You can do it all in one workflow. Put all of your preprocessing in front of my component. I don’t know why you think regex will be easier. You’ll still face the same issues. You can put the whole workflow inside a loop and read all the files and process them sequentially.

NabilEnn · April 23, 2024, 1:02am

So I put your workflow aka table creator and component node. In front of my workflow but I couldn’t seem to connect them. My workflow consists of tika, row filter,column filter, cell splitter,ungroup, row filter and then excel writer. Can you please assist me on how I will connect your two nodes into my workflow? Thanks in advance!

NabilEnn · April 23, 2024, 1:11am

rfeigel · April 23, 2024, 2:50am

How many pdfs do you have in the folder the Tika Parser is pointed to? You don’t need my Table Creator node. Only used it to create some example data since I don’t have any of yours. If you have a list of Excel files that you’ve created you can point the List Files/Folders node in the attached workflow to it. It will loop through them and create a unified output file.

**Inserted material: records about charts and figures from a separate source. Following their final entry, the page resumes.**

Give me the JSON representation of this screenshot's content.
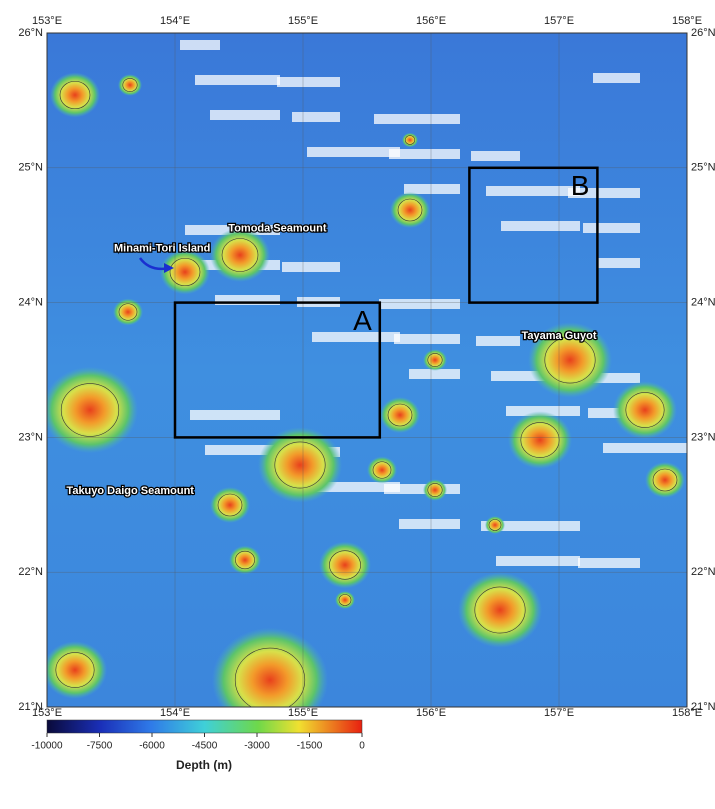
{
  "map": {
    "lon_ticks": [
      {
        "value": 153,
        "label": "153°E"
      },
      {
        "value": 154,
        "label": "154°E"
      },
      {
        "value": 155,
        "label": "155°E"
      },
      {
        "value": 156,
        "label": "156°E"
      },
      {
        "value": 157,
        "label": "157°E"
      },
      {
        "value": 158,
        "label": "158°E"
      }
    ],
    "lat_ticks": [
      {
        "value": 21,
        "label": "21°N"
      },
      {
        "value": 22,
        "label": "22°N"
      },
      {
        "value": 23,
        "label": "23°N"
      },
      {
        "value": 24,
        "label": "24°N"
      },
      {
        "value": 25,
        "label": "25°N"
      },
      {
        "value": 26,
        "label": "26°N"
      }
    ],
    "labels": [
      {
        "text": "Tomoda Seamount",
        "lon": 154.8,
        "lat": 24.55
      },
      {
        "text": "Minami-Tori Island",
        "lon": 153.9,
        "lat": 24.4
      },
      {
        "text": "Tayama Guyot",
        "lon": 157.0,
        "lat": 23.75
      },
      {
        "text": "Takuyo Daigo Seamount",
        "lon": 153.65,
        "lat": 22.6
      }
    ],
    "boxes": [
      {
        "label": "A",
        "lon": [
          154.0,
          155.6
        ],
        "lat": [
          23.0,
          24.0
        ]
      },
      {
        "label": "B",
        "lon": [
          156.3,
          157.3
        ],
        "lat": [
          24.0,
          25.0
        ]
      }
    ]
  },
  "colorbar": {
    "ticks": [
      -10000,
      -7500,
      -6000,
      -4500,
      -3000,
      -1500,
      0
    ],
    "title": "Depth (m)"
  }
}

NabilEnn · April 23, 2024, 3:01am

Multiple. I’m currently trying to do two files. But eventually I’m going to want to do a Bach of 10 or 20 at a time. And there’s multiple pages in the file

rfeigel · April 23, 2024, 3:06am

It appears from the screenshot of your workflow that you’re writing all the output into a single Excel file. Is that correct?

NabilEnn · April 23, 2024, 3:34am

Yes that is correct. It all will go into one excel file.

rfeigel · April 23, 2024, 3:40am

You need to write separate Excel files for each pdf. I don’t think there’s any way to reasonably parse a file with multiple input pdfs. Maybe someone smarter than me can help. Its really hard to help you if you won’t (can’t) share some data and your workflow.

NabilEnn · April 23, 2024, 3:54am

I’m not sure how to share the workflow but I will try and figure it out tomorrow. Thank you again

rfeigel · April 23, 2024, 1:51pm

Make sure to include some pdfs. You can create a “data” folder inside your workflow and store them there.

NabilEnn · April 24, 2024, 4:06am

https://hub.knime.com/-/spaces/-/~-BZYwSyzZfp_HkC4/current-state/

NabilEnn · April 24, 2024, 4:07am

Just ignore the extra nodes i have but that is my current workflow, i tried to use extra row filter nodes to filter out the data i dont need, but so far it is not so helpfull.

takbb · April 24, 2024, 6:06am

Hi @NabilEnn , I think you’ve shared your workflow into your private space on the hub. You need to share it to the public folder within your hub space for other people to be able to see it.

NabilEnn · April 24, 2024, 1:41pm

I shared it to public now. Please let me know if it still doesn’t show up. Thank you.

rfeigel · April 24, 2024, 2:12pm

You didn’t include any data. The Tika Parser node points to a local drive. You’ve executed your workflow so the data is available downstream but the workflow can’t be reset without losing the data.

NabilEnn · April 24, 2024, 2:30pm

I just reset the work flow.